Years ago when I sat School Cert it was well known that the marks were scaled up or down depending on the toughness of the exam so that 50% of the sitters got above 50% and 50% got below 50%.

(that was well known as the Half pass half fail system.)

Does anyone know if the same thing happens with the Cambridge Exam, or is it just you get marked and that's it.

I don't believe School Cert was ever scaled for a 50% fail rate, certainly it wasn't across the board and in some subjects the pass rate was well over 50%.
Twelvevolts (5457)
1170315 2011-01-21 00:00:00 NZOQ website seems to confirm that School Certificate was never scaled for a 50% pass/fail rate (I'd remember hearing this was a myth), it was adjusted for "national consistency" of marking only. Presumably this was to avoid markers in one part of the country not being softer than in another part. Twelvevolts (5457)
1170316 2011-01-21 00:33:00 Neither had I - I couldn't believe it. And then, what I couldn't believe more, was that in NZ a school's School Cert results for one year had a direct effect on what grades were available for that following following year's 6th Form Cert results ie less top grades available even if the kids did pull their socks up and improve things!! :illogical

Your lucky, my school in Kent (all boys) had no 6th form it ended at the end of fifth form (girls school next door had 6th my sister went there). So my birthday being in the school holidays I ended up leaving school at 15 1/2 with no chance of 6th form study anywhere in my area. My folks couldn't afford to send me out of the area and being under 16 I could not work full time or get the dole illegal as still technically a minor so I learnt to windsurf that summer was on the water everyday then got an apprenticeship
gary67 (56)
1170317 2011-01-21 01:32:00 NZOQ website seems to confirm that School Certificate was never scaled for a 50% pass/fail rate (I'd remember hearing this was a myth), it was adjusted for " national consistency " of marking only. Presumably this was to avoid markers in one part of the country not being softer than in another part.

Er.. you mean NZQA, NZOQ is the quality organisation.

However NZQA are being economical with the truth as they omit to say that 50% pass/fail scaling of School Cert. in NZ was carried out before 1992:

" Advocates of standards-based assessment also believed norm-referenced examinations were unfair to a large number of pupils, since, for example, 50 percent of pupils were made to fail School Certificate each year when School Certificate results were scaled before 1992 " .

From here: www.maxim.org.nz


When I previously said that in the UK SC was sat by predominantly Grammar school pupils, this was truer in the early 50s when I was at school, as at that time up until 1972 the school leaving age was 15, and earlier on some Sec Mods didn't even offer much opportunity to sit SC.

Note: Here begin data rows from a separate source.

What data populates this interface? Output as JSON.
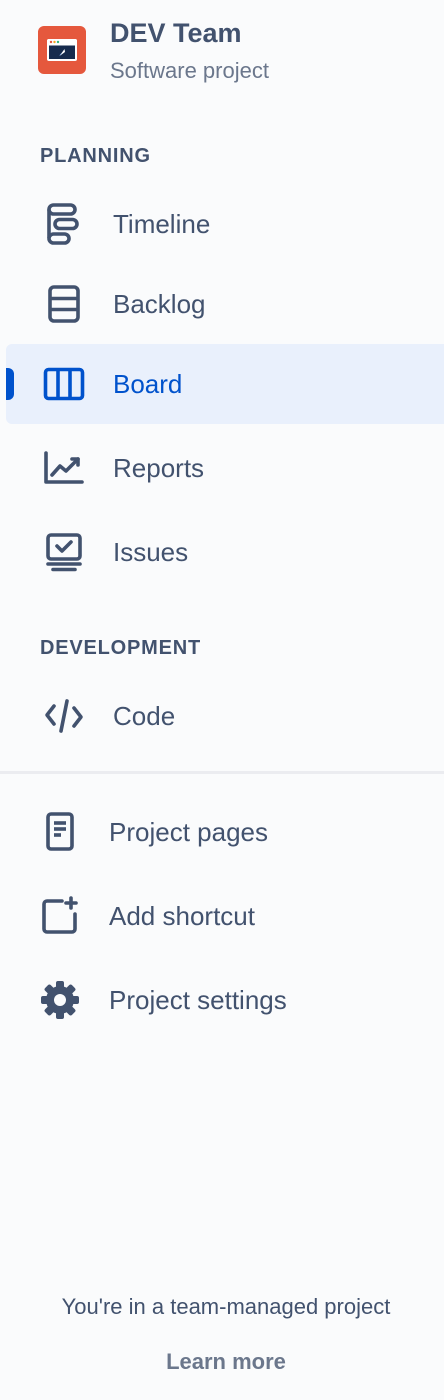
{
  "project": {
    "name": "DEV Team",
    "type": "Software project",
    "avatar_color": "#e5583d"
  },
  "sections": {
    "planning": "PLANNING",
    "development": "DEVELOPMENT"
  },
  "nav": {
    "timeline": {
      "label": "Timeline",
      "icon": "timeline-icon"
    },
    "backlog": {
      "label": "Backlog",
      "icon": "backlog-icon"
    },
    "board": {
      "label": "Board",
      "icon": "board-icon",
      "active": true
    },
    "reports": {
      "label": "Reports",
      "icon": "reports-icon"
    },
    "issues": {
      "label": "Issues",
      "icon": "issues-icon"
    },
    "code": {
      "label": "Code",
      "icon": "code-icon"
    },
    "project_pages": {
      "label": "Project pages",
      "icon": "page-icon"
    },
    "add_shortcut": {
      "label": "Add shortcut",
      "icon": "add-shortcut-icon"
    },
    "project_settings": {
      "label": "Project settings",
      "icon": "gear-icon"
    }
  },
  "footer": {
    "text": "You're in a team-managed project",
    "link": "Learn more"
  },
  "colors": {
    "text": "#42526e",
    "subtle": "#6b778c",
    "accent": "#0052cc",
    "active_bg": "#e9f0fc",
    "background": "#fafbfc"
  }
}
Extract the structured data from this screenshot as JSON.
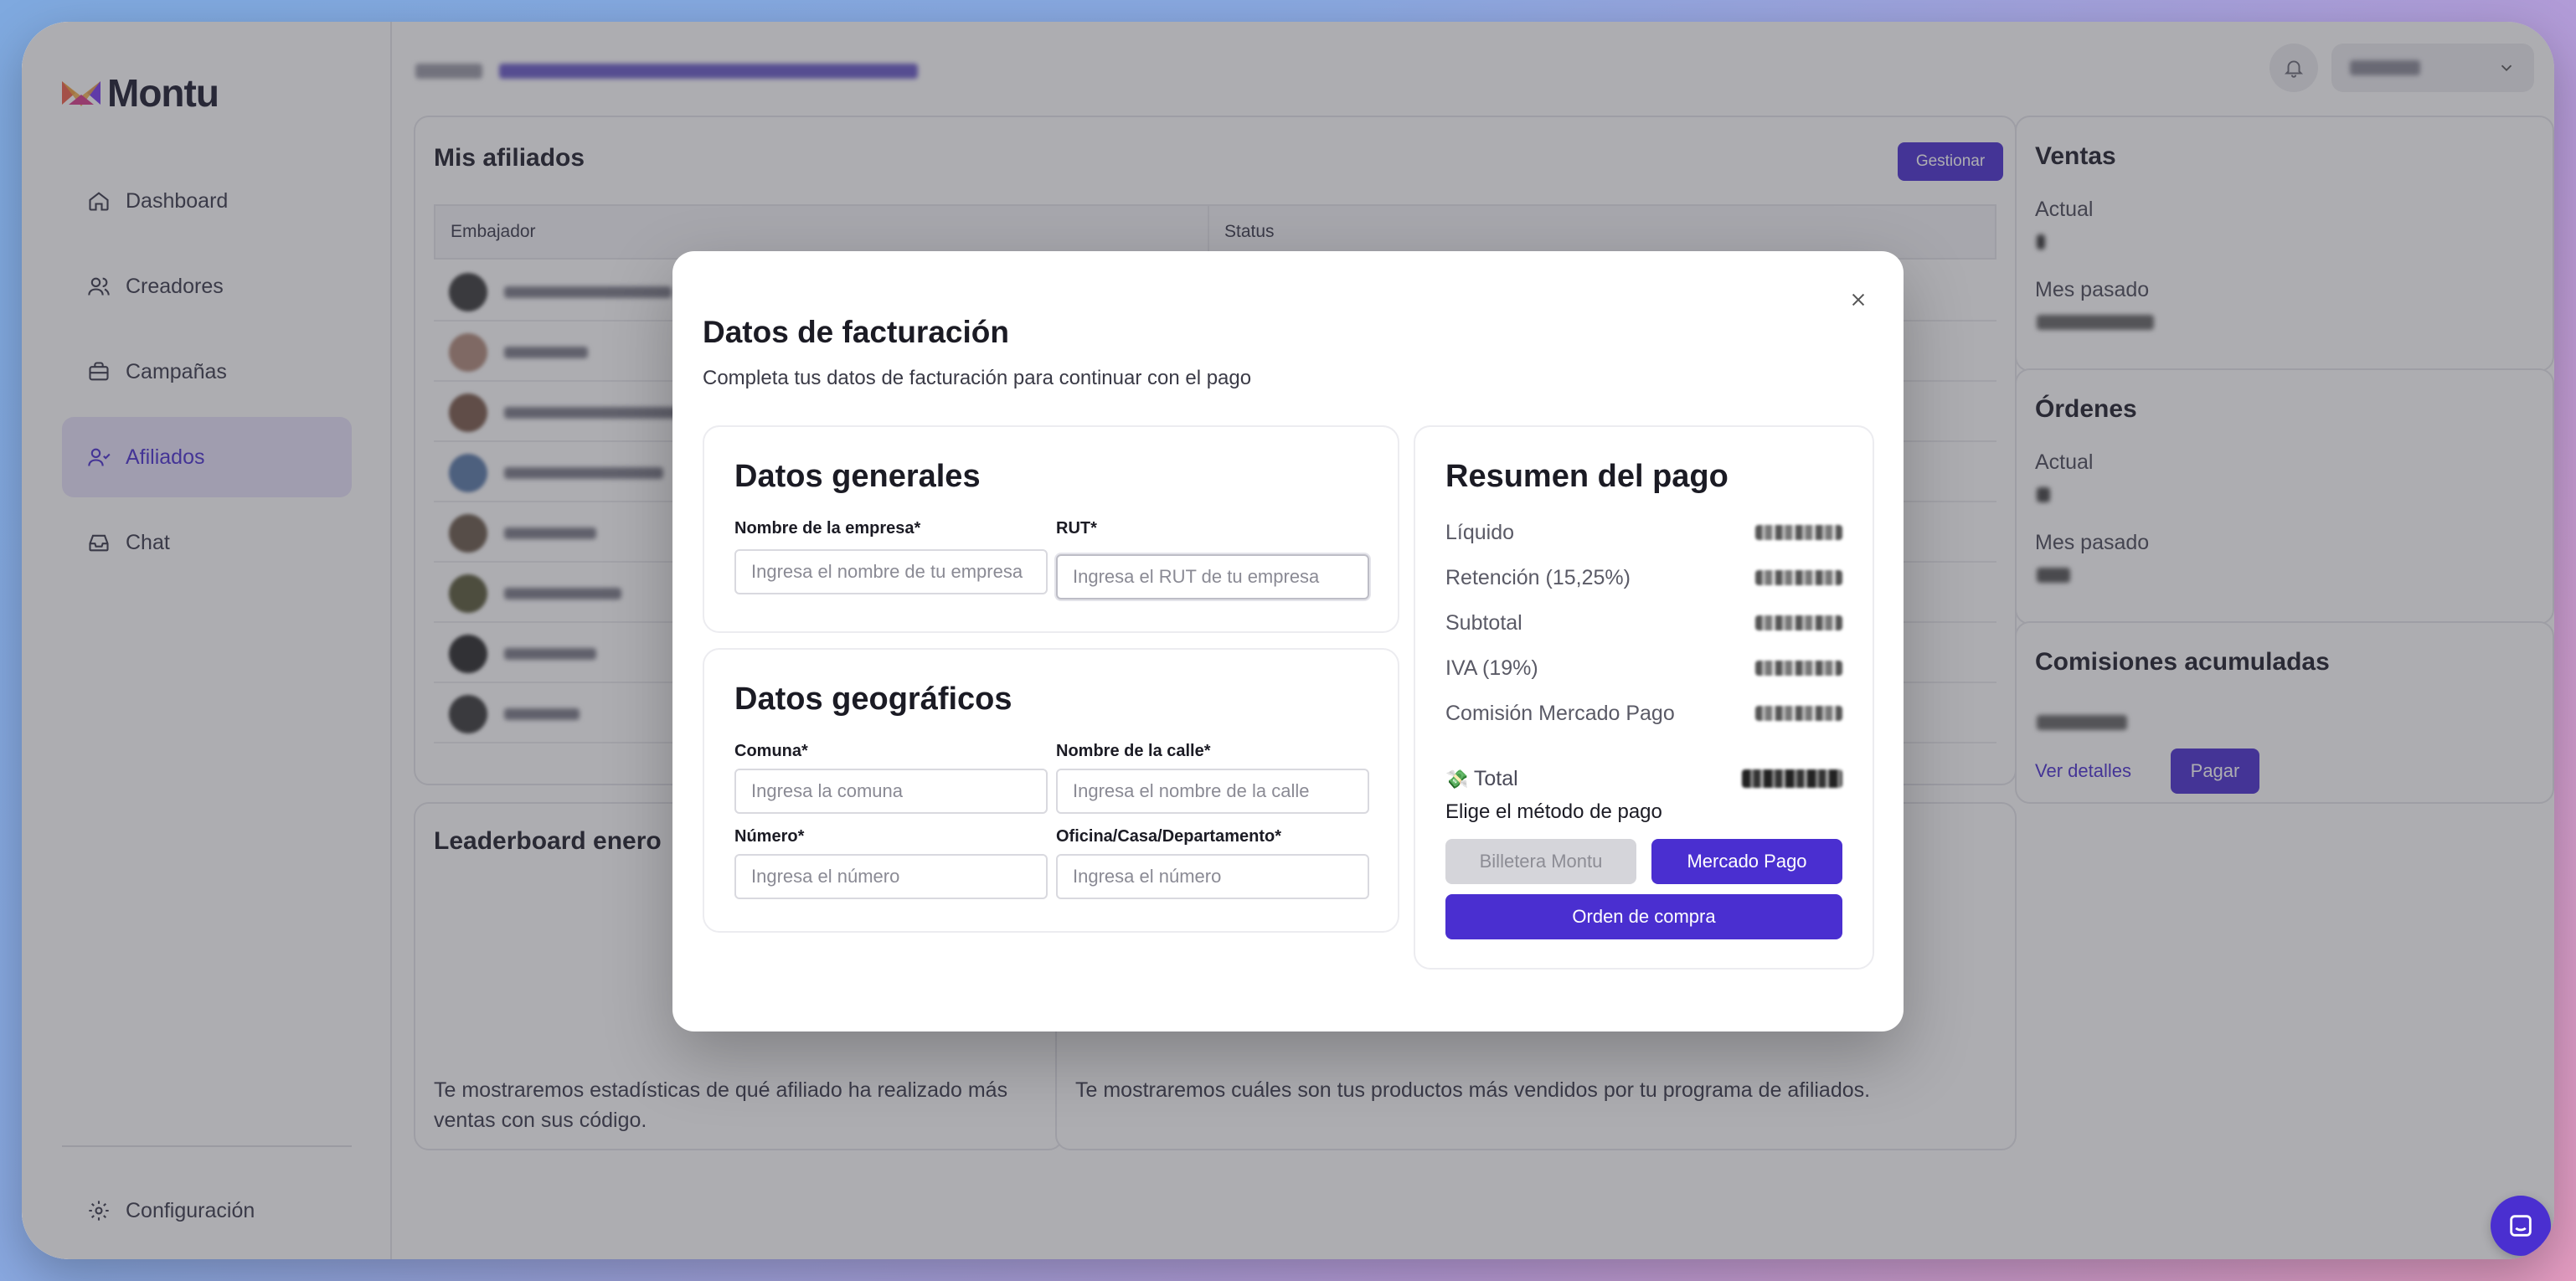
{
  "app": {
    "brand": "Montu",
    "accent_color": "#4a2fd0"
  },
  "sidebar": {
    "items": [
      {
        "label": "Dashboard",
        "icon": "home-icon",
        "active": false
      },
      {
        "label": "Creadores",
        "icon": "users-icon",
        "active": false
      },
      {
        "label": "Campañas",
        "icon": "briefcase-icon",
        "active": false
      },
      {
        "label": "Afiliados",
        "icon": "user-link-icon",
        "active": true
      },
      {
        "label": "Chat",
        "icon": "inbox-icon",
        "active": false
      }
    ],
    "settings_label": "Configuración"
  },
  "topbar": {
    "bell_icon": "bell-icon",
    "user_menu_icon": "chevron-down-icon"
  },
  "affiliates": {
    "title": "Mis afiliados",
    "manage_label": "Gestionar",
    "columns": [
      "Embajador",
      "Status"
    ],
    "row_count": 8
  },
  "leaderboard": {
    "title": "Leaderboard enero",
    "description": "Te mostraremos estadísticas de qué afiliado ha realizado más ventas con sus código."
  },
  "products": {
    "description": "Te mostraremos cuáles son tus productos más vendidos por tu programa de afiliados."
  },
  "ventas": {
    "title": "Ventas",
    "actual_label": "Actual",
    "previous_label": "Mes pasado"
  },
  "ordenes": {
    "title": "Órdenes",
    "actual_label": "Actual",
    "previous_label": "Mes pasado"
  },
  "comisiones": {
    "title": "Comisiones acumuladas",
    "details_label": "Ver detalles",
    "pay_label": "Pagar"
  },
  "modal": {
    "title": "Datos de facturación",
    "subtitle": "Completa tus datos de facturación para continuar con el pago",
    "close_icon": "close-icon",
    "general": {
      "title": "Datos generales",
      "company_label": "Nombre de la empresa*",
      "company_placeholder": "Ingresa el nombre de tu empresa",
      "rut_label": "RUT*",
      "rut_placeholder": "Ingresa el RUT de tu empresa"
    },
    "geo": {
      "title": "Datos geográficos",
      "comuna_label": "Comuna*",
      "comuna_placeholder": "Ingresa la comuna",
      "street_label": "Nombre de la calle*",
      "street_placeholder": "Ingresa el nombre de la calle",
      "number_label": "Número*",
      "number_placeholder": "Ingresa el número",
      "office_label": "Oficina/Casa/Departamento*",
      "office_placeholder": "Ingresa el número"
    },
    "summary": {
      "title": "Resumen del pago",
      "rows": [
        {
          "label": "Líquido"
        },
        {
          "label": "Retención (15,25%)"
        },
        {
          "label": "Subtotal"
        },
        {
          "label": "IVA (19%)"
        },
        {
          "label": "Comisión Mercado Pago"
        }
      ],
      "total_emoji": "💸",
      "total_label": "Total",
      "method_label": "Elige el método de pago",
      "wallet_label": "Billetera Montu",
      "mp_label": "Mercado Pago",
      "order_label": "Orden de compra"
    }
  },
  "chat_widget_icon": "chat-icon"
}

Many of the pupils at Sec. Mods. left at 15. Many took Ordinary National Certificate if they were apprenticed, and then went on to Higher National Certificate, which was the backbone of engineering.

I did not mean to demean Secondary Modern schools.


This page on NZQA more or less confirms what tuiruru says about allocating grades in the 6th form certificate according to how well they did at SC.